Dr. Listernick: This child was nutritionally replenished during several weeks in the hospital. In reviewing the growth chart, she clearly began falling off in weight before the introduction of the rice milk. She had been seeing her family practitioner during this period of poor weight gain and then actual weight loss, who, as far as we know, had done nothing about it I can't relate more of the private social details concerning this family. Given what we know about malnutrition, early brain growth, and development, is it safe to send this child home?
Dan Leonhardt, MD, child abuse specialist: There isn't an easy answer. On the surface, this child was loved, fed, cared for, and seen regularly by a physician. The family and the physician are both still somewhat resistant to the idea that this child's nutritional status is solely the result of the rice milk and inadequate caloric diet. For the moment, the wisest course would be to send her home with close supervision and weight monitoring performed by us, as well as their health practitioner.

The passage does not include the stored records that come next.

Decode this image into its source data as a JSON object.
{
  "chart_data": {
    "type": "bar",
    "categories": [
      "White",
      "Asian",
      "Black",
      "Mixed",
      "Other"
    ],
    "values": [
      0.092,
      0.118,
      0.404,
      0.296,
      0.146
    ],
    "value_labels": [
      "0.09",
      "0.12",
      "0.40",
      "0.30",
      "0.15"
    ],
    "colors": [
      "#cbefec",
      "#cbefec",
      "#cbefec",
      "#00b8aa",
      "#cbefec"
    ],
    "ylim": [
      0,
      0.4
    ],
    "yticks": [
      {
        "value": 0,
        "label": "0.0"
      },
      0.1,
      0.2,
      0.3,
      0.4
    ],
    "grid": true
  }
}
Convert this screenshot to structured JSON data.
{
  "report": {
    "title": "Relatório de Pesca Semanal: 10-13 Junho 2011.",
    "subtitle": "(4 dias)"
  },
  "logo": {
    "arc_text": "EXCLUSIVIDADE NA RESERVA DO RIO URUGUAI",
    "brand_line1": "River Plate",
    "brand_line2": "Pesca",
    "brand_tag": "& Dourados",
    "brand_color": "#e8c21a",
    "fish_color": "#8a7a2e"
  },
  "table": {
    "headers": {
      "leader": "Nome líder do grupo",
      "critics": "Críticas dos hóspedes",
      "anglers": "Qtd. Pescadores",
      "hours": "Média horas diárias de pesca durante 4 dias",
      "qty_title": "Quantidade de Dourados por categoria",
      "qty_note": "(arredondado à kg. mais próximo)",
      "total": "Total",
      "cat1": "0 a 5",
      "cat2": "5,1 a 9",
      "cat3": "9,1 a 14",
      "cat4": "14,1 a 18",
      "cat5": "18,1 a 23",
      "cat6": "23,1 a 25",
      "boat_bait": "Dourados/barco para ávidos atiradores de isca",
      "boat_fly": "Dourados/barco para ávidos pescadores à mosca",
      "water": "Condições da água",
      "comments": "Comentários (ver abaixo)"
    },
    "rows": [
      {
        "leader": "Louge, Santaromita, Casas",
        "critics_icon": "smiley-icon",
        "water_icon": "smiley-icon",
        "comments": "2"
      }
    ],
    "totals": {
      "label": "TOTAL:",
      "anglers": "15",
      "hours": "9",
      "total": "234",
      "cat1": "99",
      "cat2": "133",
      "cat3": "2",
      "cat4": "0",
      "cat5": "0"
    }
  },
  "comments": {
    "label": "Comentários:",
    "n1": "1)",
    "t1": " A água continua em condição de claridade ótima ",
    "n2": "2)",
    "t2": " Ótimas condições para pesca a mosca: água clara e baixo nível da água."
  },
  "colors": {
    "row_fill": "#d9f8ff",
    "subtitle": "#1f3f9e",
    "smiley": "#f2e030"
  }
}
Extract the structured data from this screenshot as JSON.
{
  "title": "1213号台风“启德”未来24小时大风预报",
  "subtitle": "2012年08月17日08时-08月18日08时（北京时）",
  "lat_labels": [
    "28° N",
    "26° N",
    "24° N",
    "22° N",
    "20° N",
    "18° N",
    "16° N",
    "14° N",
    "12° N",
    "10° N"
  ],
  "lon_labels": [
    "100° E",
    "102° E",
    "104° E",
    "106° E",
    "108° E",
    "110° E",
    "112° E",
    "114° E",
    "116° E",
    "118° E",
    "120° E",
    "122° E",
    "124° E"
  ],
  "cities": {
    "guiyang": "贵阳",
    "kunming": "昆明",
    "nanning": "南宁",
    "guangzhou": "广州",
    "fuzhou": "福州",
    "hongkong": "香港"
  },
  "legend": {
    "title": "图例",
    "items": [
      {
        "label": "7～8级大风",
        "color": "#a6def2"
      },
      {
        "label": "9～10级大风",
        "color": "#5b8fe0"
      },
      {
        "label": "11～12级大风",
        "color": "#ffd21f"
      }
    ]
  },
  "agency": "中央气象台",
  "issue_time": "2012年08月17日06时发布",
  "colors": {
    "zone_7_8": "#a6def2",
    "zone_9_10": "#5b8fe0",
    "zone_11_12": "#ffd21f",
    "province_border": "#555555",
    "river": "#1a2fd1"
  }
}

Dr. Listernick: We don't want to make any assumptions until we have all the facts. However, assuming it's true that the physician ignored the warning signs and is unaccepting of the new dietary therapy, what options as consultants do we have?
Elaine Morgan, MD, pediatrie oncologist: We certainly don't police ourselves as much as we should. However, our ability to report gross physician incompetence to the appropriate authorities has become increasingly hampered. I recently had the experience of trying to report to the state gross incompetence by a health care deliverer that led to the death of one child and placed a second child at risk. The families of these children were completely devoted to this provider and would not give me permission to release their information to the reporting agency. As the confidentiality statutes prevented me from releasing the children's names on my own, the authorities said that their hands were tied, and the allegations went uninvestigated.
Dr. Listernick: Hopefully we can enlist this physician's support and it won't come to that with this family. Thank you, everybody.